Following the Sikorski Mayski Agreement, Aston joined the Polish Second Corps under General Władysław Anders. He served both as a soldier and as a performer with the Polish Army Theatre founded by Feliks Konarski, traveling through Iran, Palestine, Egypt, and Italy. He appeared on Polish Radio in Cairo and took part in the Battle of Monte Cassino. One of his most famous performances came later, when he sang Czerwone maki na Monte Cassino for BBC radio, concluding with a verse in Italian, and later performed it in Michał Waszyński’s film Wielka Droga. He also recorded the English language song Warsaw Melody, expressing longing for his destroyed hometown.

After demobilization, Aston settled briefly in London before emigrating to South Africa, where he worked again in the alcohol industry and later managed a paper factory in Johannesburg, while continuing occasional performances for Polish audiences. In 1953, Billboard magazine noted reissues of his pre war recordings, though they were often misunderstood as new releases.

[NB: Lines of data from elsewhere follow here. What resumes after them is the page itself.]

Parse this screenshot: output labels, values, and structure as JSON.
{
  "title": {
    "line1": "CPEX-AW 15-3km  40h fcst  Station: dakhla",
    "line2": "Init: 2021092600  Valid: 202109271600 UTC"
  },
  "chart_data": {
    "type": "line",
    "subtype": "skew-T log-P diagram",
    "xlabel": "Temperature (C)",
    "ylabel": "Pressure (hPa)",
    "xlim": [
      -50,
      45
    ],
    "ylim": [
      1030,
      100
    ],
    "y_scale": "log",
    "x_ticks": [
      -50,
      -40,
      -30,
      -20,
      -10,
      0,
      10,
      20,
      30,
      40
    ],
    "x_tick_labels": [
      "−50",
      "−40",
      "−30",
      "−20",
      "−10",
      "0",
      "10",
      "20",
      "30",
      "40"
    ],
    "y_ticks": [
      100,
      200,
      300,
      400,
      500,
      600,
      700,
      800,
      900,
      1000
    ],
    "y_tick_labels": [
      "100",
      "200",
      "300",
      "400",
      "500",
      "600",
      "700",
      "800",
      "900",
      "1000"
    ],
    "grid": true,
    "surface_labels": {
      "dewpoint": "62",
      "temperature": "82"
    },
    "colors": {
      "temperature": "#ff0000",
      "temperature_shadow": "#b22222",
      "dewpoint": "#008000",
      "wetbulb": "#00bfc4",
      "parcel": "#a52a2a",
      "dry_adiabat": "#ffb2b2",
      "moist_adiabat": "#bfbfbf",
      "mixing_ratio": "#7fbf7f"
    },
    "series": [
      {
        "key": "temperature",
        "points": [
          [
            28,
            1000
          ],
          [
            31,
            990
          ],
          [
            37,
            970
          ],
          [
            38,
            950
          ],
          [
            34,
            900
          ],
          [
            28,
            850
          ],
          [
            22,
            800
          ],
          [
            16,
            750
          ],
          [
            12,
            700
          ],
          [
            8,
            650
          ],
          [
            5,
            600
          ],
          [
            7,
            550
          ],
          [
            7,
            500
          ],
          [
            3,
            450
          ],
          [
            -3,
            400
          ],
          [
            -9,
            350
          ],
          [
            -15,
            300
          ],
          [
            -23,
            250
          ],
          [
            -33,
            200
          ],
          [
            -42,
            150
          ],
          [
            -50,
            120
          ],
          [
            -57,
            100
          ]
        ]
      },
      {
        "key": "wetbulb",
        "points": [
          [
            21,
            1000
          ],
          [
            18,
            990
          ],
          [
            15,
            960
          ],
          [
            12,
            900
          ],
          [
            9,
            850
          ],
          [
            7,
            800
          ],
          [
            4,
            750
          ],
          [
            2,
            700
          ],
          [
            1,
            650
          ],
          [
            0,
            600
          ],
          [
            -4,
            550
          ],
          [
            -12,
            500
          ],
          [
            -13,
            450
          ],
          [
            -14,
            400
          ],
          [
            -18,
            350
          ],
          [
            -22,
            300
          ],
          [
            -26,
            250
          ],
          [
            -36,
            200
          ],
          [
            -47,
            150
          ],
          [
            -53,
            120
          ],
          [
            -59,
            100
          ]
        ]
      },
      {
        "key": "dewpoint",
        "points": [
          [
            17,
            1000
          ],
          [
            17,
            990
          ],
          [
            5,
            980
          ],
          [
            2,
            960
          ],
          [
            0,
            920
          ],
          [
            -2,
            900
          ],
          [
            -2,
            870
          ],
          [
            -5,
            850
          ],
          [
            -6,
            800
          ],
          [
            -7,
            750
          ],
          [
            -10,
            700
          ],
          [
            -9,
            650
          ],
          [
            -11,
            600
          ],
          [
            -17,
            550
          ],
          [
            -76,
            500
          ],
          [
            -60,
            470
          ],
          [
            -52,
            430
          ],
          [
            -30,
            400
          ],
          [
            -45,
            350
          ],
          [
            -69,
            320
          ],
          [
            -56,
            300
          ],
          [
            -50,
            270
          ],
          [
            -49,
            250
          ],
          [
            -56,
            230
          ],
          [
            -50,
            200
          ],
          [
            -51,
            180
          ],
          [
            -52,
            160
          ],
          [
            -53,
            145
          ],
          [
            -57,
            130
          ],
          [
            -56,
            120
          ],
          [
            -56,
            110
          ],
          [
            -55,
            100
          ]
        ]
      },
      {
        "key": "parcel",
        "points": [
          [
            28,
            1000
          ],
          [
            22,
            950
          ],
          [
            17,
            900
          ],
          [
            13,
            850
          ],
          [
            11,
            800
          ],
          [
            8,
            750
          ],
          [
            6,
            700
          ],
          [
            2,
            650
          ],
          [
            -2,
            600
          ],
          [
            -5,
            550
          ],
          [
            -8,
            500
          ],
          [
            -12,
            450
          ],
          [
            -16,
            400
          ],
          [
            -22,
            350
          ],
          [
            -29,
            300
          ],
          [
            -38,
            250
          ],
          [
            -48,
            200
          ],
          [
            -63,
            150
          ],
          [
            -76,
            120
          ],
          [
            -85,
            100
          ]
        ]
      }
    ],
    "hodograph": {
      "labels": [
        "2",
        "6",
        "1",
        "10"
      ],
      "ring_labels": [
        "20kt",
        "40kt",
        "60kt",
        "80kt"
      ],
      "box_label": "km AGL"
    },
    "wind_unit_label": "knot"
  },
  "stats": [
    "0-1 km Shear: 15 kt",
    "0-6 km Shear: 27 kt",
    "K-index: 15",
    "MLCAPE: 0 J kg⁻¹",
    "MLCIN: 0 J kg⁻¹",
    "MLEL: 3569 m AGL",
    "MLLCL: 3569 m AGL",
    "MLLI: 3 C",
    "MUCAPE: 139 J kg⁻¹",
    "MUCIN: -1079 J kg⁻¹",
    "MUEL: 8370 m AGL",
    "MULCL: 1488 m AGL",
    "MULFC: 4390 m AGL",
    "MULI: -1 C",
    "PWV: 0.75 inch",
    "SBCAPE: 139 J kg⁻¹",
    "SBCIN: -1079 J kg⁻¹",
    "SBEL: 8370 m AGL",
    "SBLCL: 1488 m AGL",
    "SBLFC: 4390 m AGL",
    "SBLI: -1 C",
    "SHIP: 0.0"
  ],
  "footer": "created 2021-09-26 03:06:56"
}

After suffering a heart attack in 1959, Aston retired and returned permanently to London. He performed occasionally at the Polish Theatre Polonia, became a member of ZASP, and visited Poland in the mid 1960s to record for Polish Radio and give interviews. Thereafter, he largely withdrew from public life, and like many interwar stars, gradually faded into obscurity as musical tastes changed.

Adam Aston died in London in 1993 at the age of ninety, with a funeral of 600 attendees. His wife survived him by nine years. Despite his immense contribution to Polish musical culture, his resting place at Golders Green Crematorium bears no monument or plaque. All that remains are fading flowers, an echo of the line he once sang, Jesienne róże więdną już.